Queries > Word frequency query

Word frequency query

Use Word Frequency queries to list the most frequently occurring words or concepts in your files.

You could use a Word Frequency query to:

  • Identify possible themes, particularly in the early stages of a project.
  • Analyze the most frequently used words in a particular demographic. For example, analyze the most common words used by farmers when discussing climate change.—then select the result node as the criteria for the Word Frequency query.
  • You can look for exact words or include words with the same stem. For example, if you look for the most frequent words in a set of interviews, you might find that water, health, and harmful are the most frequently occurring words. However, if you include words with the same stem, you might find that pollution (including pollutants, pollution, polluted, and pollutes) occurs most frequently.

Before you run a Word Frequency query, make sure the text content language is set to the language of your files.

Create a word frequency query

  1. On the Query tab, in the Create group, click Word Frequency.
  2. Choose where you want to search for matching text:
    • File and Externals—search for content in all the files and externals in your project
    • Selected Items—restrict your search to selected items (for example, a set containing interview transcripts)
    • Items in Selected Folders—restrict your search to content in selected folders (for example, a folder of interview transcripts)
  3. (Optional) Select Include stemmed words if you want to include words with the same stem (e.g. look for 'talk' and also find 'talking') when Finding matches
  4. (Optional) You can choose to display:
    • All to include all words found in the selected project items.
    • <number> most frequent to include a specific number of words—for example, you could display the 100 most frequently occurring words.
  5. (Optional) Enter a With minimum length to exclude short words from the results—for example, enter 7 to display only words with seven or more letters. 
  6. Click the Run Query button at the top of Detail View.

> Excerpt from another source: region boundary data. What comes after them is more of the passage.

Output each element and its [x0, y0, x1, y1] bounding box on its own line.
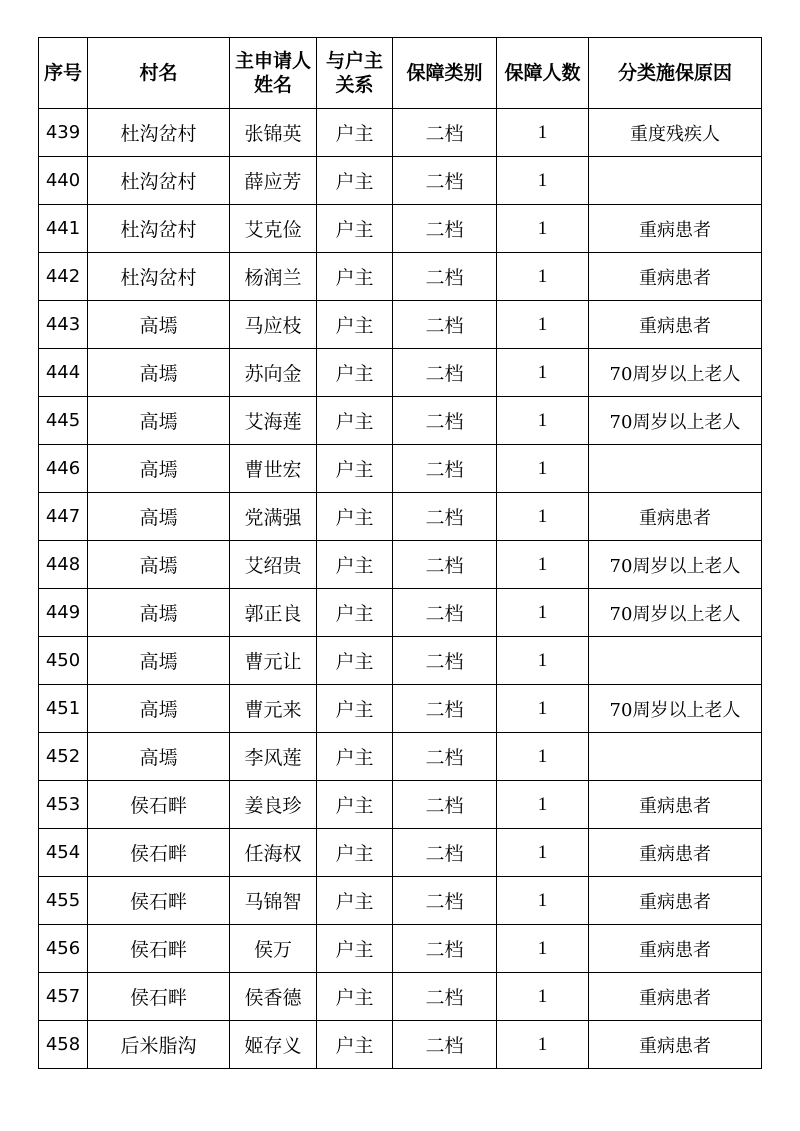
cell-relation: 户主	[317, 397, 393, 445]
cell-reason: 重病患者	[589, 781, 762, 829]
cell-count: 1	[497, 733, 589, 781]
cell-category: 二档	[393, 541, 497, 589]
cell-seq: 442	[39, 253, 88, 301]
cell-seq: 457	[39, 973, 88, 1021]
table-row	[39, 157, 762, 205]
cell-seq: 454	[39, 829, 88, 877]
cell-category: 二档	[393, 877, 497, 925]
cell-seq: 444	[39, 349, 88, 397]
cell-relation: 户主	[317, 349, 393, 397]
cell-village: 侯石畔	[88, 781, 230, 829]
cell-relation: 户主	[317, 829, 393, 877]
header-village: 村名	[88, 38, 230, 109]
cell-relation: 户主	[317, 877, 393, 925]
cell-village: 高墕	[88, 685, 230, 733]
cell-reason: 重病患者	[589, 925, 762, 973]
cell-category: 二档	[393, 157, 497, 205]
cell-reason: 重病患者	[589, 253, 762, 301]
cell-applicant-name: 侯香德	[230, 973, 317, 1021]
cell-relation: 户主	[317, 157, 393, 205]
cell-reason: 70周岁以上老人	[589, 541, 762, 589]
header-row	[39, 38, 762, 109]
cell-count: 1	[497, 493, 589, 541]
cell-category: 二档	[393, 733, 497, 781]
cell-village: 高墕	[88, 397, 230, 445]
cell-count: 1	[497, 445, 589, 493]
cell-reason: 70周岁以上老人	[589, 349, 762, 397]
table-row	[39, 205, 762, 253]
header-category: 保障类别	[393, 38, 497, 109]
table-row	[39, 973, 762, 1021]
cell-reason	[589, 157, 762, 205]
cell-applicant-name: 曹元来	[230, 685, 317, 733]
cell-applicant-name: 杨润兰	[230, 253, 317, 301]
cell-count: 1	[497, 349, 589, 397]
cell-count: 1	[497, 157, 589, 205]
cell-applicant-name: 侯万	[230, 925, 317, 973]
cell-village: 杜沟岔村	[88, 109, 230, 157]
cell-reason: 重病患者	[589, 205, 762, 253]
cell-category: 二档	[393, 205, 497, 253]
table-row	[39, 637, 762, 685]
cell-category: 二档	[393, 1021, 497, 1069]
cell-village: 杜沟岔村	[88, 157, 230, 205]
cell-count: 1	[497, 589, 589, 637]
header-relation: 与户主关系	[317, 38, 393, 109]
cell-category: 二档	[393, 253, 497, 301]
cell-seq: 439	[39, 109, 88, 157]
cell-relation: 户主	[317, 685, 393, 733]
cell-reason	[589, 733, 762, 781]
cell-count: 1	[497, 301, 589, 349]
cell-applicant-name: 郭正良	[230, 589, 317, 637]
table-row	[39, 397, 762, 445]
table-row	[39, 349, 762, 397]
cell-category: 二档	[393, 109, 497, 157]
cell-applicant-name: 马锦智	[230, 877, 317, 925]
table-row	[39, 589, 762, 637]
cell-relation: 户主	[317, 925, 393, 973]
cell-reason	[589, 637, 762, 685]
cell-relation: 户主	[317, 733, 393, 781]
cell-seq: 458	[39, 1021, 88, 1069]
header-seq: 序号	[39, 38, 88, 109]
cell-relation: 户主	[317, 445, 393, 493]
cell-category: 二档	[393, 973, 497, 1021]
cell-reason: 重病患者	[589, 829, 762, 877]
cell-count: 1	[497, 781, 589, 829]
header-applicant: 主申请人姓名	[230, 38, 317, 109]
cell-category: 二档	[393, 637, 497, 685]
cell-village: 杜沟岔村	[88, 253, 230, 301]
cell-relation: 户主	[317, 973, 393, 1021]
cell-village: 杜沟岔村	[88, 205, 230, 253]
cell-seq: 445	[39, 397, 88, 445]
cell-seq: 452	[39, 733, 88, 781]
cell-category: 二档	[393, 349, 497, 397]
cell-relation: 户主	[317, 541, 393, 589]
cell-village: 高墕	[88, 541, 230, 589]
cell-applicant-name: 姜良珍	[230, 781, 317, 829]
cell-seq: 451	[39, 685, 88, 733]
table-row	[39, 541, 762, 589]
cell-village: 高墕	[88, 445, 230, 493]
cell-relation: 户主	[317, 589, 393, 637]
cell-applicant-name: 姬存义	[230, 1021, 317, 1069]
cell-category: 二档	[393, 301, 497, 349]
cell-relation: 户主	[317, 1021, 393, 1069]
cell-village: 高墕	[88, 301, 230, 349]
cell-count: 1	[497, 877, 589, 925]
cell-category: 二档	[393, 829, 497, 877]
cell-applicant-name: 李风莲	[230, 733, 317, 781]
cell-reason: 70周岁以上老人	[589, 685, 762, 733]
cell-seq: 449	[39, 589, 88, 637]
table-row	[39, 781, 762, 829]
cell-seq: 441	[39, 205, 88, 253]
cell-relation: 户主	[317, 781, 393, 829]
cell-count: 1	[497, 1021, 589, 1069]
cell-relation: 户主	[317, 253, 393, 301]
cell-category: 二档	[393, 589, 497, 637]
table-row	[39, 301, 762, 349]
cell-seq: 446	[39, 445, 88, 493]
cell-village: 高墕	[88, 637, 230, 685]
cell-category: 二档	[393, 397, 497, 445]
cell-reason: 重病患者	[589, 973, 762, 1021]
cell-applicant-name: 任海权	[230, 829, 317, 877]
cell-applicant-name: 张锦英	[230, 109, 317, 157]
cell-reason: 70周岁以上老人	[589, 589, 762, 637]
cell-village: 后米脂沟	[88, 1021, 230, 1069]
cell-village: 高墕	[88, 493, 230, 541]
cell-reason	[589, 445, 762, 493]
cell-seq: 456	[39, 925, 88, 973]
table-row	[39, 829, 762, 877]
cell-seq: 440	[39, 157, 88, 205]
cell-applicant-name: 党满强	[230, 493, 317, 541]
cell-reason: 重病患者	[589, 493, 762, 541]
table-row	[39, 685, 762, 733]
table-row	[39, 109, 762, 157]
cell-category: 二档	[393, 685, 497, 733]
cell-count: 1	[497, 205, 589, 253]
cell-relation: 户主	[317, 109, 393, 157]
cell-reason: 重病患者	[589, 1021, 762, 1069]
cell-applicant-name: 马应枝	[230, 301, 317, 349]
table-row	[39, 1021, 762, 1069]
cell-relation: 户主	[317, 637, 393, 685]
table-body	[39, 109, 762, 1069]
cell-applicant-name: 艾克俭	[230, 205, 317, 253]
cell-count: 1	[497, 829, 589, 877]
cell-count: 1	[497, 541, 589, 589]
cell-count: 1	[497, 109, 589, 157]
cell-count: 1	[497, 925, 589, 973]
cell-relation: 户主	[317, 493, 393, 541]
cell-village: 侯石畔	[88, 829, 230, 877]
cell-count: 1	[497, 253, 589, 301]
cell-seq: 447	[39, 493, 88, 541]
cell-reason: 重病患者	[589, 301, 762, 349]
cell-count: 1	[497, 637, 589, 685]
table-row	[39, 493, 762, 541]
cell-village: 高墕	[88, 589, 230, 637]
cell-seq: 443	[39, 301, 88, 349]
cell-category: 二档	[393, 925, 497, 973]
cell-category: 二档	[393, 493, 497, 541]
cell-seq: 448	[39, 541, 88, 589]
cell-village: 高墕	[88, 733, 230, 781]
header-reason: 分类施保原因	[589, 38, 762, 109]
cell-village: 侯石畔	[88, 973, 230, 1021]
cell-relation: 户主	[317, 205, 393, 253]
cell-applicant-name: 薛应芳	[230, 157, 317, 205]
table-row	[39, 925, 762, 973]
cell-count: 1	[497, 973, 589, 1021]
cell-applicant-name: 曹世宏	[230, 445, 317, 493]
cell-village: 侯石畔	[88, 925, 230, 973]
table-row	[39, 445, 762, 493]
cell-seq: 450	[39, 637, 88, 685]
cell-village: 侯石畔	[88, 877, 230, 925]
cell-category: 二档	[393, 445, 497, 493]
cell-category: 二档	[393, 781, 497, 829]
cell-reason: 重病患者	[589, 877, 762, 925]
cell-count: 1	[497, 397, 589, 445]
cell-reason: 重度残疾人	[589, 109, 762, 157]
cell-applicant-name: 艾海莲	[230, 397, 317, 445]
cell-village: 高墕	[88, 349, 230, 397]
table-row	[39, 733, 762, 781]
cell-applicant-name: 曹元让	[230, 637, 317, 685]
header-count: 保障人数	[497, 38, 589, 109]
table-row	[39, 253, 762, 301]
cell-applicant-name: 艾绍贵	[230, 541, 317, 589]
cell-seq: 455	[39, 877, 88, 925]
table-row	[39, 877, 762, 925]
cell-seq: 453	[39, 781, 88, 829]
cell-relation: 户主	[317, 301, 393, 349]
cell-count: 1	[497, 685, 589, 733]
cell-reason: 70周岁以上老人	[589, 397, 762, 445]
cell-applicant-name: 苏向金	[230, 349, 317, 397]
assistance-table	[38, 37, 762, 1069]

When the query has finished running, the results are displayed as a temporary preview in Detail View.

NOTES

  • To save the query, click the Save Query button and enter the name and description (optional).

View the results

When you run a Word Frequency query the results are displayed in Detail View.

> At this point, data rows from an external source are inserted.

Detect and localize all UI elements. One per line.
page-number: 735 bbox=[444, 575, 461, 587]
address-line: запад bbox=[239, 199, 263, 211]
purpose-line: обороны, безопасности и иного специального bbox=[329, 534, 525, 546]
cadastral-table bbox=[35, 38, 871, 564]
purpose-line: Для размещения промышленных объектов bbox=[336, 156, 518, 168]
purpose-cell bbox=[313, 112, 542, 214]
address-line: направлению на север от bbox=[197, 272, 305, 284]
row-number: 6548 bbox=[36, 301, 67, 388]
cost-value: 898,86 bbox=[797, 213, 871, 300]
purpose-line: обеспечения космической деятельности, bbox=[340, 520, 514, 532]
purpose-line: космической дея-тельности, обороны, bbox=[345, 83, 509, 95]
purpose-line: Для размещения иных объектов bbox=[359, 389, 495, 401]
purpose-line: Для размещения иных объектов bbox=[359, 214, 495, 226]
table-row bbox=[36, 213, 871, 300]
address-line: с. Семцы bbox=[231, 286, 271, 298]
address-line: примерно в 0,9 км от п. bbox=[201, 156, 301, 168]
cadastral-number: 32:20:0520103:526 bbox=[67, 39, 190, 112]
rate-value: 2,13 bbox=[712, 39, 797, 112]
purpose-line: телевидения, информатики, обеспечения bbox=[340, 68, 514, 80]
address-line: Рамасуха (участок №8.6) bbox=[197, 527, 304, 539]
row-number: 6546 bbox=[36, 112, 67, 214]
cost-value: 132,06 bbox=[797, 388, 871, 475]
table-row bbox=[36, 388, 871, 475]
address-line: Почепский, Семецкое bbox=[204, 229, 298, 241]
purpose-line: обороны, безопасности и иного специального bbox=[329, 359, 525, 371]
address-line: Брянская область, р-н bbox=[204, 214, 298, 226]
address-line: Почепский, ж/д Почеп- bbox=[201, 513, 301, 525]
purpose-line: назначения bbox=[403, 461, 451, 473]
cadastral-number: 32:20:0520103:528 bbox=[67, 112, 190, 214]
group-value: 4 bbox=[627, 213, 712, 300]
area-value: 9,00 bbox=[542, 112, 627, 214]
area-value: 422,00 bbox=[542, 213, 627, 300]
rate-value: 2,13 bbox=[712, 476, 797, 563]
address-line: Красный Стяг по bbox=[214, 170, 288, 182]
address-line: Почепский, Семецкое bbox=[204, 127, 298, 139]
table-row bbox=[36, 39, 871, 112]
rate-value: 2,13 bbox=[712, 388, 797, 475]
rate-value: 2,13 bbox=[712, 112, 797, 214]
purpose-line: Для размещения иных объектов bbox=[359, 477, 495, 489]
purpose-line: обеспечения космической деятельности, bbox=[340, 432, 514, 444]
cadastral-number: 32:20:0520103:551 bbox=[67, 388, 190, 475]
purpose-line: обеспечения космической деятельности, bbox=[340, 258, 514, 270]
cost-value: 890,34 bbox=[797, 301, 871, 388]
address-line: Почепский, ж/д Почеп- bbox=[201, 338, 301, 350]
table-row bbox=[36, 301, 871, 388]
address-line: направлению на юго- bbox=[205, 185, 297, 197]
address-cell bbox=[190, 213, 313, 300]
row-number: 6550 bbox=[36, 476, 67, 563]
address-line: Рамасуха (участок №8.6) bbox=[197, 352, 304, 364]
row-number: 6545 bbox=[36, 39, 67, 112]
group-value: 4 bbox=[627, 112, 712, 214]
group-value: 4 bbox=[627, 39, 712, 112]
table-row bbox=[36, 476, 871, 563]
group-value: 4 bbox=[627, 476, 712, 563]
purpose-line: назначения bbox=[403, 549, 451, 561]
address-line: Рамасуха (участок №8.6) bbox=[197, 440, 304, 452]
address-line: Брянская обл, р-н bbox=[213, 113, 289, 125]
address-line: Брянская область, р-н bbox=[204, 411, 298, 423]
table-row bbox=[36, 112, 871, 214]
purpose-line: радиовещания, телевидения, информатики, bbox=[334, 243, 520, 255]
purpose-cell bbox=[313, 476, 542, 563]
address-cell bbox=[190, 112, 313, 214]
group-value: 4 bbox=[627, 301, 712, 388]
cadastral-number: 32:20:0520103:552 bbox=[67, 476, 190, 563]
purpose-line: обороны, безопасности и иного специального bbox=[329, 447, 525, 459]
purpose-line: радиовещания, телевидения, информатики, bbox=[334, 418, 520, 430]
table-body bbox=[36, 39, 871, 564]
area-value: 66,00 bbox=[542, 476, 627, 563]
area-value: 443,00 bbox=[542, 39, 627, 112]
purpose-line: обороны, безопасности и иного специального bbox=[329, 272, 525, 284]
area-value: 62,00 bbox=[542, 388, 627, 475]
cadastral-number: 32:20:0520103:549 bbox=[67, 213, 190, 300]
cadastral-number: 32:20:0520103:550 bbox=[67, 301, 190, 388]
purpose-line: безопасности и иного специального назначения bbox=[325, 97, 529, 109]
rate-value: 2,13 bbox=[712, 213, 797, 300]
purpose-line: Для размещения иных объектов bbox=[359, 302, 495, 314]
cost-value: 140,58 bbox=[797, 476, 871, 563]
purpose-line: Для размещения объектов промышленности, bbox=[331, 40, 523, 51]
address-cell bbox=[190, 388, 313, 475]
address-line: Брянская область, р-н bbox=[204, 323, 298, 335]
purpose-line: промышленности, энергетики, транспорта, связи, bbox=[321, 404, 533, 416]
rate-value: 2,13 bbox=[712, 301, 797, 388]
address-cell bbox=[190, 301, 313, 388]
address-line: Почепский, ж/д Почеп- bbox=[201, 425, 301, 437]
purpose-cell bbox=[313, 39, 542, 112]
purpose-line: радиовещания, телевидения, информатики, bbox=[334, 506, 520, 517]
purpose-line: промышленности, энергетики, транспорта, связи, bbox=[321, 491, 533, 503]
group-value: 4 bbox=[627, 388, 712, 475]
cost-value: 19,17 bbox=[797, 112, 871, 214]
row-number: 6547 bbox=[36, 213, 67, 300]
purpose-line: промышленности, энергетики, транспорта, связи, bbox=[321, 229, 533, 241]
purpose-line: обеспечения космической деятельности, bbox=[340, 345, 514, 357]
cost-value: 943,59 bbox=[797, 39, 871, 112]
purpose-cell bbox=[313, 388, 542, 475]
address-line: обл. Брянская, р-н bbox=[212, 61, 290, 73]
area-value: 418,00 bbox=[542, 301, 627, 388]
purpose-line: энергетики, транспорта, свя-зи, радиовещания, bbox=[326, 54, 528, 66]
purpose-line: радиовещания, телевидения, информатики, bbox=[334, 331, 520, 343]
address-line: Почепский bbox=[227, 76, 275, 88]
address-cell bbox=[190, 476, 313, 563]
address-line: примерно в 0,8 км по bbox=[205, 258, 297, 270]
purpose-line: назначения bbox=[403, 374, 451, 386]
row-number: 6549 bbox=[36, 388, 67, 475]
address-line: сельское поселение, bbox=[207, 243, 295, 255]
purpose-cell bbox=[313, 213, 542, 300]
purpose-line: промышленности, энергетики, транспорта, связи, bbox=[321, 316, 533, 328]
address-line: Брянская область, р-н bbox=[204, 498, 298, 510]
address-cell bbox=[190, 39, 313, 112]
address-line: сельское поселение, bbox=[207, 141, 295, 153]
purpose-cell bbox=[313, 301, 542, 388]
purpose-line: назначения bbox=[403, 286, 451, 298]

Click the Expand button (at the top right of Detail View) to make more room for working with your data. Customize the work area

Click on the tabs displayed at the top to see different views of the results:

  • Summary Displays a list of the most frequently occurring words (excluding stop words).
  • Word Cloud Displays up to 100 words in varying font sizes, where frequently occurring words are in larger fonts.

What words are counted in a Word Frequency query?

  • Words containing punctuation (such as hyphens, periods and other symbols) are divided into separate words. For example, part-time will be counted as part and time.
  • Words containing apostrophes (such as o'clock and d'accord) are treated as one word but if the apostrophe is followed by an 's then the s is not included (Tom's would be counted as Tom).
  • In audio and video transcripts, only words in the Transcript field (column) are included in the query—any words in the Speaker field are ignored.
  • In datasets, only words in codable fields (columns) are included in the query—any words in classifying fields are ignored.
  • When searching text in selected nodes, if a word is coded against multiple nodes, it is counted once for each node. Similarly, if a word has been coded by multiple users to the same node, it is counted once for each user.
  • Word Frequency queries do not include 'stop words'—refer to Exclude particular words for more information.
  • Word Frequency queries do not search text within images. PDFs created by scanning paper documents may contain only images—each page is a single image. If you want to use Word Frequency queries to explore the text in these PDFs, then you should consider using optical character recognition (OCR) to convert the scanned images to text (before you import the PDF files into NVivo). You can also try using NVivo's recognize text feature to turn image-based text into codable content.

Exclude particular words

Word Frequency queries do not include 'stop words'—by default, these are less significant words like conjunctions or prepositions, that may not be meaningful to your analysis.

Select the word you want to exclude from the query results, then click Add to Stop Words List, in the Actions group on the Query tab. The words you add to the stop word list will be excluded the next time you run the query.

You can view and edit the list of stop words, refer to Set the text content language and stop words for more information.

Run a Text Search query for a word

  1. On the Query tab, in the Actions group, click Other Actions, and then click Run Text Search Query.
  2. (Optional) Change the Text Search Criteria. Refer to Run a Text Search query for more information.
  3. Click Run Query.

NOTE

  • You can also double-click a word in the Word Cloud to run a Text Search query.